1. God clothes them in animal skins. We've commented on this before, but it's worth revisiting. To give them leather outfits, God has to kill animals. Blood is shed to cover their sin and to protect them from its consequences. This again is a prefiguring of Jesus. The book of Leviticus tells us that without the shedding of blood there is no forgiveness, and we see it acted out right here at the beginning. What does this say about the nature of forgiveness? First, it is messy. Forgiveness --whether God's or ours -- is not some neat and clean "oh-that's-alright" wiping the slate clean. Sin needs to be covered, not made as though it did not exist. Whether here in Genesis or in the sacrificial system described in Leviticus or in Jesus' death on the cross, the biblical solution for sin is not to make it go away, but to cover it with blood. There's a lot -- books' worth -- to be said about this, but we'll move on.
2. Adam and Eve get kicked out of the garden, specifically to keep them from eating of the tree of life and living forever. It's tempting to see this as a judgment on God's part but this is really an action borne out of God's broken heart and his hopeful love for us. God is looking ahead to the cross, saying, "I'm going to cover this sin, provide a way for sin to be dealt with on a permanent basis." The worst thing God can imagine here is that we should live forever in bondage to our broken, sinful selves. Reality is, the very best day you've ever had is still far, far, short of what God wants for you -- because that Very Good Day was still lived in the brokenness of sin, in the context of a broken creation. Someday God will fulfill what he began at the cross (see Romans 8 and 1 Corinthians 13) and we will live in the fulness of God's hope for us.

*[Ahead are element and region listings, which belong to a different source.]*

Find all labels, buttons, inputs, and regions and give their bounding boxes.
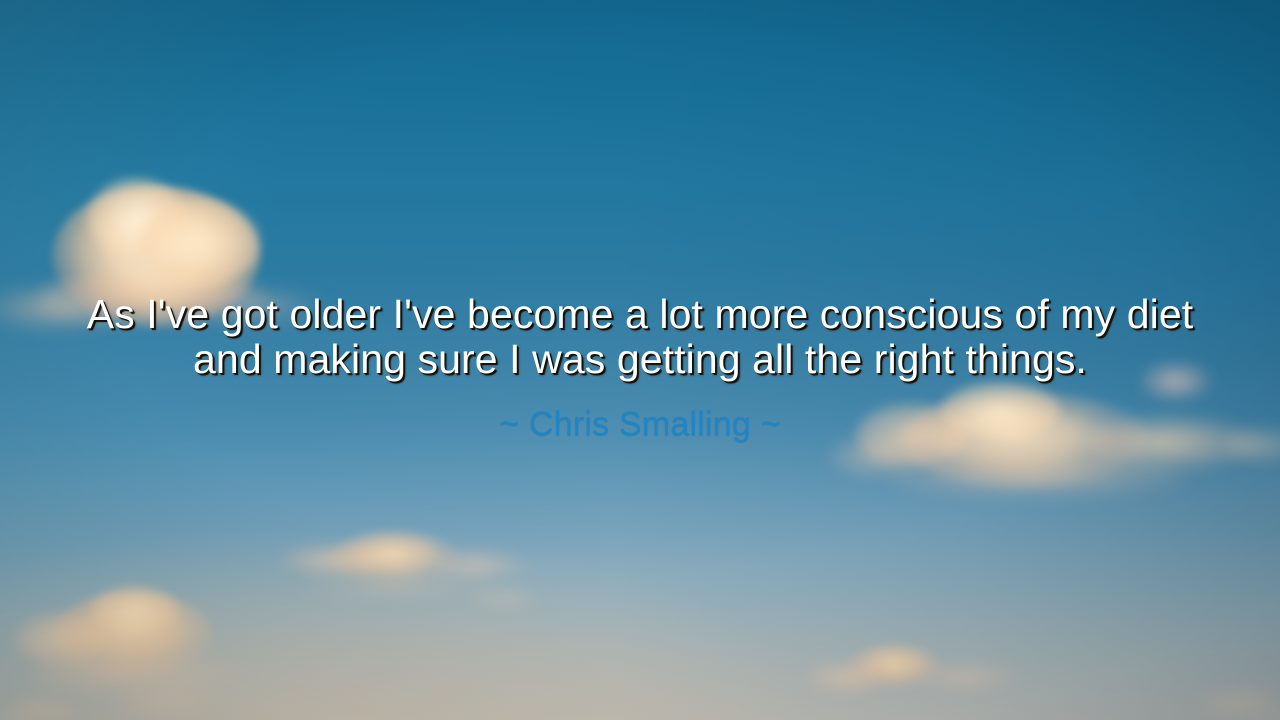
quote-text-layer: As I've got older I've become a lot more…: [0, 0, 1280, 720]
quote-card: As I've got older I've become a lot more…: [0, 0, 1280, 720]
quote-attribution: ~ Chris Smalling ~: [499, 405, 780, 443]
quote-body-text: As I've got older I've become a lot more…: [80, 292, 1200, 382]
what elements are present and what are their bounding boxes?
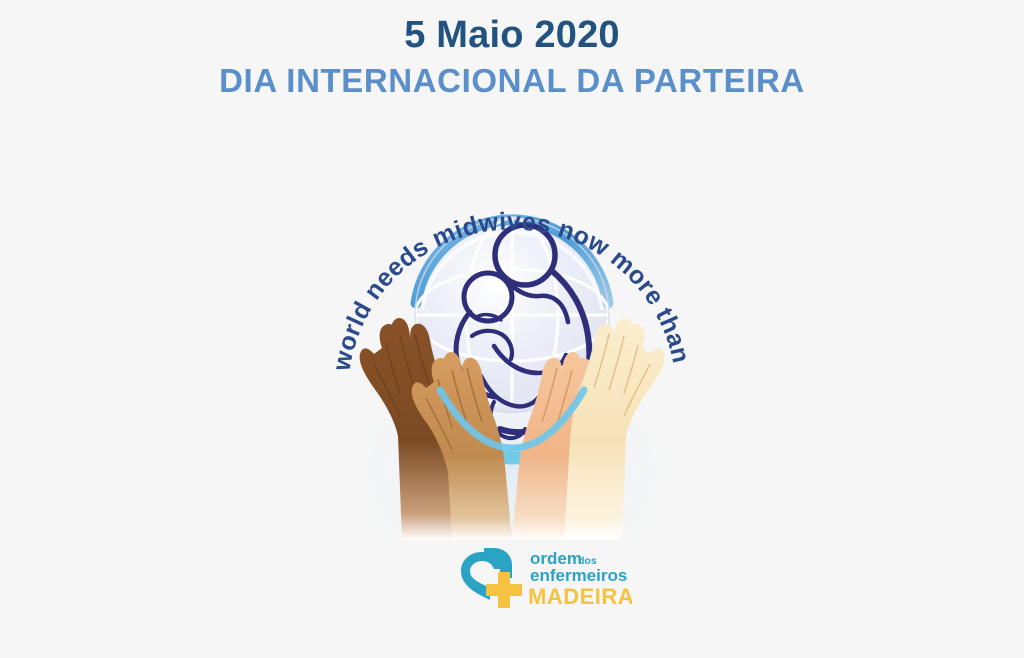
- org-logo-graphic: ordem dos enfermeiros MADEIRA: [452, 538, 632, 616]
- midwives-emblem: The world needs midwives now more than e…: [312, 140, 712, 540]
- emblem-graphic: The world needs midwives now more than e…: [312, 140, 712, 540]
- poster-heading: 5 Maio 2020 DIA INTERNACIONAL DA PARTEIR…: [0, 16, 1024, 99]
- page-title-date: 5 Maio 2020: [0, 16, 1024, 56]
- poster-canvas: 5 Maio 2020 DIA INTERNACIONAL DA PARTEIR…: [0, 0, 1024, 658]
- ordem-enfermeiros-madeira-logo: ordem dos enfermeiros MADEIRA: [452, 538, 632, 616]
- logo-line-madeira: MADEIRA: [528, 584, 632, 609]
- page-subtitle: DIA INTERNACIONAL DA PARTEIRA: [0, 64, 1024, 99]
- logo-line-enfermeiros: enfermeiros: [530, 566, 627, 585]
- plus-icon: [486, 572, 522, 608]
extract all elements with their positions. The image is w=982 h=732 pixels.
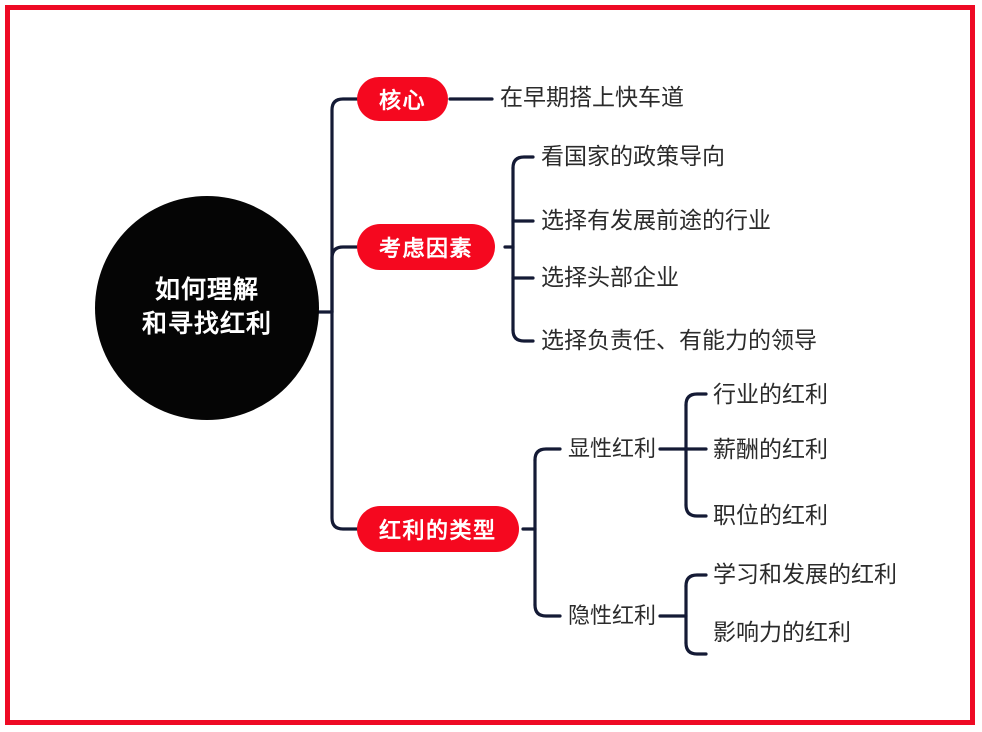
edge-trunk-types [332, 312, 357, 529]
edge-types-explicit [535, 449, 560, 460]
leaf-implicit-2[interactable]: 影响力的红利 [713, 621, 851, 644]
leaf-factors-3[interactable]: 选择头部企业 [541, 266, 679, 289]
edge-implicit-child2 [686, 643, 706, 654]
edge-factors-child4 [513, 330, 533, 341]
subbranch-explicit-label[interactable]: 显性红利 [568, 438, 656, 460]
branch-node-types[interactable]: 红利的类型 [357, 506, 519, 552]
leaf-explicit-3[interactable]: 职位的红利 [713, 504, 828, 527]
branch-node-types-label: 红利的类型 [379, 513, 497, 545]
root-node[interactable]: 如何理解 和寻找红利 [95, 196, 319, 420]
edge-explicit-child3 [686, 505, 706, 516]
edge-factors-bracket [513, 157, 533, 168]
branch-node-factors-label: 考虑因素 [379, 231, 473, 263]
root-node-label: 如何理解 和寻找红利 [142, 274, 272, 342]
branch-node-factors[interactable]: 考虑因素 [357, 224, 495, 270]
edge-implicit-child1 [686, 575, 706, 586]
root-node-label-line1: 如何理解 [155, 276, 259, 304]
leaf-factors-1[interactable]: 看国家的政策导向 [541, 145, 725, 168]
branch-node-core[interactable]: 核心 [357, 77, 448, 121]
edge-trunk-factors [332, 247, 357, 312]
leaf-factors-4[interactable]: 选择负责任、有能力的领导 [541, 329, 817, 352]
leaf-explicit-1[interactable]: 行业的红利 [713, 383, 828, 406]
edge-types-implicit [535, 605, 560, 616]
edge-trunk-core [332, 99, 357, 312]
subbranch-implicit-label[interactable]: 隐性红利 [568, 605, 656, 627]
leaf-factors-2[interactable]: 选择有发展前途的行业 [541, 209, 771, 232]
mindmap-canvas: 如何理解 和寻找红利 核心 考虑因素 红利的类型 在早期搭上快车道 看国家的政策… [0, 0, 982, 732]
leaf-core-1[interactable]: 在早期搭上快车道 [500, 86, 684, 109]
leaf-implicit-1[interactable]: 学习和发展的红利 [713, 563, 897, 586]
leaf-explicit-2[interactable]: 薪酬的红利 [713, 438, 828, 461]
root-node-label-line2: 和寻找红利 [142, 308, 272, 342]
edge-explicit-child1 [686, 394, 706, 405]
branch-node-core-label: 核心 [379, 83, 426, 115]
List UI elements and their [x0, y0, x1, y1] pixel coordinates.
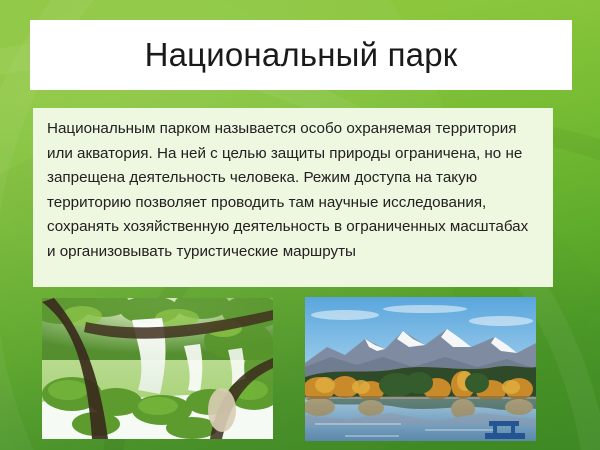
presentation-slide: Национальный парк Национальным парком на… — [0, 0, 600, 450]
slide-title-box: Национальный парк — [30, 20, 572, 90]
mountain-lake-autumn-photo — [305, 297, 536, 441]
page-title: Национальный парк — [145, 37, 458, 73]
slide-body-box: Национальным парком называется особо охр… — [33, 108, 553, 287]
waterfall-mossy-rocks-photo — [42, 298, 273, 439]
waterfall-illustration — [42, 298, 273, 439]
mountain-lake-illustration — [305, 297, 536, 441]
body-paragraph: Национальным парком называется особо охр… — [47, 117, 539, 265]
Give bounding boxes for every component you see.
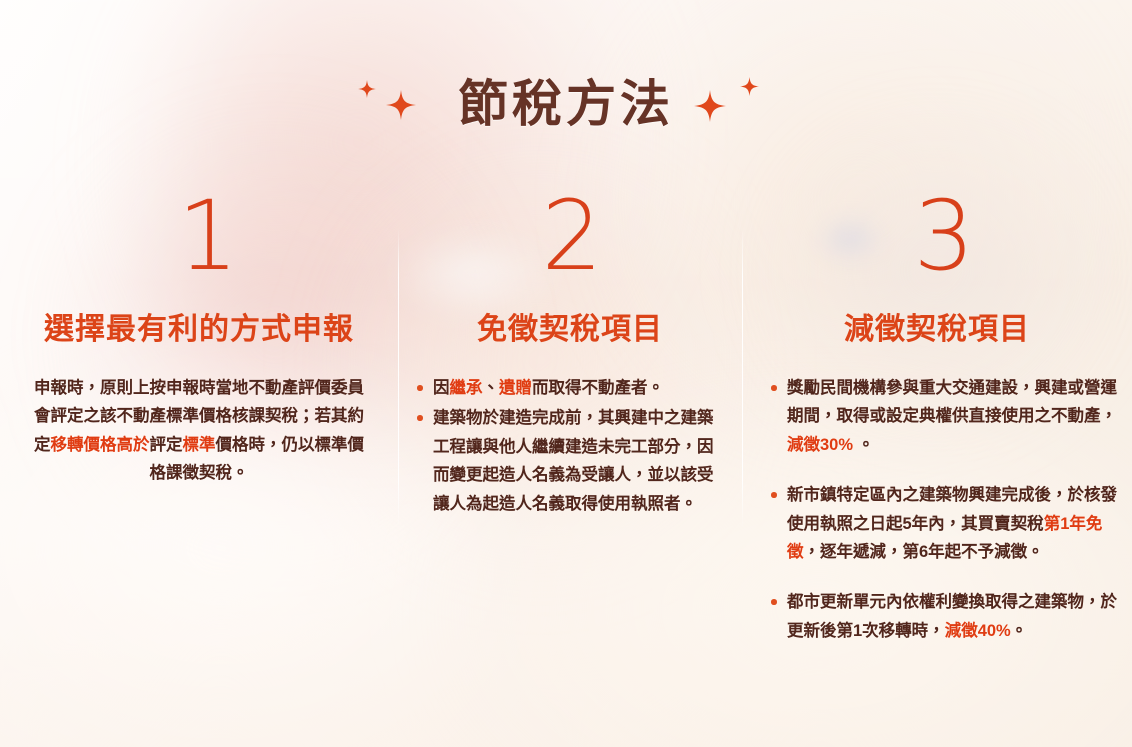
column-2: 2 免徵契稅項目 因繼承、遺贈而取得不動產者。建築物於建造完成前，其興建中之建築… xyxy=(398,188,742,708)
text-run: 、 xyxy=(483,379,500,397)
bullet-list-3: 獎勵民間機構參與重大交通建設，興建或營運期間，取得或設定典權供直接使用之不動產，… xyxy=(770,374,1120,645)
sparkle-group-right xyxy=(688,69,780,131)
title-block: 節稅方法 xyxy=(0,64,1132,136)
highlighted-text: 減徵30% xyxy=(787,436,853,454)
text-run: 因 xyxy=(433,379,450,397)
paragraph: 申報時，原則上按申報時當地不動產評價委員會評定之該不動產標準價格核課契稅；若其約… xyxy=(26,374,372,488)
bullet-text: 獎勵民間機構參與重大交通建設，興建或營運期間，取得或設定典權供直接使用之不動產，… xyxy=(787,374,1120,459)
text-run: 獎勵民間機構參與重大交通建設，興建或營運期間，取得或設定典權供直接使用之不動產， xyxy=(787,379,1117,425)
column-1: 1 選擇最有利的方式申報 申報時，原則上按申報時當地不動產評價委員會評定之該不動… xyxy=(0,188,398,708)
column-number-2: 2 xyxy=(398,188,742,292)
infographic-root: 節稅方法 1 選擇最有利的方式申報 申報時，原則上按申報時當地不動產評價委員會評… xyxy=(0,0,1132,747)
column-body-2: 因繼承、遺贈而取得不動產者。建築物於建造完成前，其興建中之建築工程讓與他人繼續建… xyxy=(398,374,742,518)
columns-container: 1 選擇最有利的方式申報 申報時，原則上按申報時當地不動產評價委員會評定之該不動… xyxy=(0,188,1132,708)
bullet-text: 因繼承、遺贈而取得不動產者。 xyxy=(433,374,728,402)
bullet-text: 都市更新單元內依權利變換取得之建築物，於更新後第1次移轉時，減徵40%。 xyxy=(787,588,1120,645)
sparkle-icon xyxy=(694,89,726,123)
bullet-text: 新市鎮特定區內之建築物興建完成後，於核發使用執照之日起5年內，其買賣契稅第1年免… xyxy=(787,481,1120,566)
column-number-1: 1 xyxy=(0,188,398,292)
highlighted-text: 移轉價格高於 xyxy=(51,436,150,454)
text-run: ，逐年遞減，第6年起不予減徵。 xyxy=(804,543,1044,561)
highlighted-text: 減徵40% xyxy=(945,622,1011,640)
text-run: 。 xyxy=(853,436,874,454)
sparkle-icon xyxy=(386,89,416,121)
column-heading-2: 免徵契稅項目 xyxy=(398,304,742,348)
sparkle-group-left xyxy=(352,69,444,131)
column-body-3: 獎勵民間機構參與重大交通建設，興建或營運期間，取得或設定典權供直接使用之不動產，… xyxy=(742,374,1132,645)
bullet-item: 因繼承、遺贈而取得不動產者。 xyxy=(416,374,728,402)
bullet-item: 獎勵民間機構參與重大交通建設，興建或營運期間，取得或設定典權供直接使用之不動產，… xyxy=(770,374,1120,459)
column-heading-1: 選擇最有利的方式申報 xyxy=(0,304,398,348)
highlighted-text: 標準 xyxy=(183,436,216,454)
sparkle-icon xyxy=(740,77,759,96)
column-heading-3: 減徵契稅項目 xyxy=(742,304,1132,348)
bullet-item: 新市鎮特定區內之建築物興建完成後，於核發使用執照之日起5年內，其買賣契稅第1年免… xyxy=(770,481,1120,566)
column-3: 3 減徵契稅項目 獎勵民間機構參與重大交通建設，興建或營運期間，取得或設定典權供… xyxy=(742,188,1132,708)
text-run: 建築物於建造完成前，其興建中之建築工程讓與他人繼續建造未完工部分，因而變更起造人… xyxy=(433,409,714,512)
sparkle-icon xyxy=(358,80,376,98)
bullet-item: 都市更新單元內依權利變換取得之建築物，於更新後第1次移轉時，減徵40%。 xyxy=(770,588,1120,645)
bullet-item: 建築物於建造完成前，其興建中之建築工程讓與他人繼續建造未完工部分，因而變更起造人… xyxy=(416,404,728,518)
column-number-3: 3 xyxy=(742,188,1132,292)
text-run: 。 xyxy=(1011,622,1028,640)
text-run: 而取得不動產者。 xyxy=(532,379,664,397)
bullet-list-2: 因繼承、遺贈而取得不動產者。建築物於建造完成前，其興建中之建築工程讓與他人繼續建… xyxy=(416,374,728,518)
text-run: 評定 xyxy=(150,436,183,454)
bullet-text: 建築物於建造完成前，其興建中之建築工程讓與他人繼續建造未完工部分，因而變更起造人… xyxy=(433,404,728,518)
page-title: 節稅方法 xyxy=(458,64,674,136)
highlighted-text: 繼承 xyxy=(450,379,483,397)
highlighted-text: 遺贈 xyxy=(499,379,532,397)
column-body-1: 申報時，原則上按申報時當地不動產評價委員會評定之該不動產標準價格核課契稅；若其約… xyxy=(0,374,398,488)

3. We are cut off from Eden also as a way of helping us seek the God we are now alienated from. Ecclesiastes says God has set eternity in our hearts -- in other words, he's placed an emptiness in us that yearns for him. We are cut off from him but still yearning to get back to him. As Augustine said, "We are restless, O Lord, until we find our rest in thee." This again is part of God's grace, God's love for his creatures. We need that internal compass to draw us back to him.
4. The man is sent out with his vocation intact. He is sent out to work the ground, just like God told him to do before sin came on the scene. The two are sent out together -- in fact, almost in a reversion to the end of Genesis 1 where male and female look like two halves of a whole humanity or two sides of the human coin, God refers to them both by simply saying "the man." So both carry their vocations out of Eden. They are called by God to till the earth and keep it. The male focus in this vocation tends to be work oriented, the female focus in this vocation tends to be relationship oriented. But both keep their calling as they go out into a sin-broken world.
5. There are spiritual realities in this world that are out of our sight. We can't travel to the location of the Garden of Eden and see the impassable Cherubim guarding the way to the tree of life. Instead, in spiritual terms there are things going on we cannot see with our material eyes. We know that we are cut off from the life God intends for us, that this separation is rooted in God's love for us, and that the cherubim are beyond our sight. The goal is not somehow to get past this barrier; instead, we need to be asking, "What does God want for us now that we are broken by sin?" That's the question the rest of the Bible works to answer.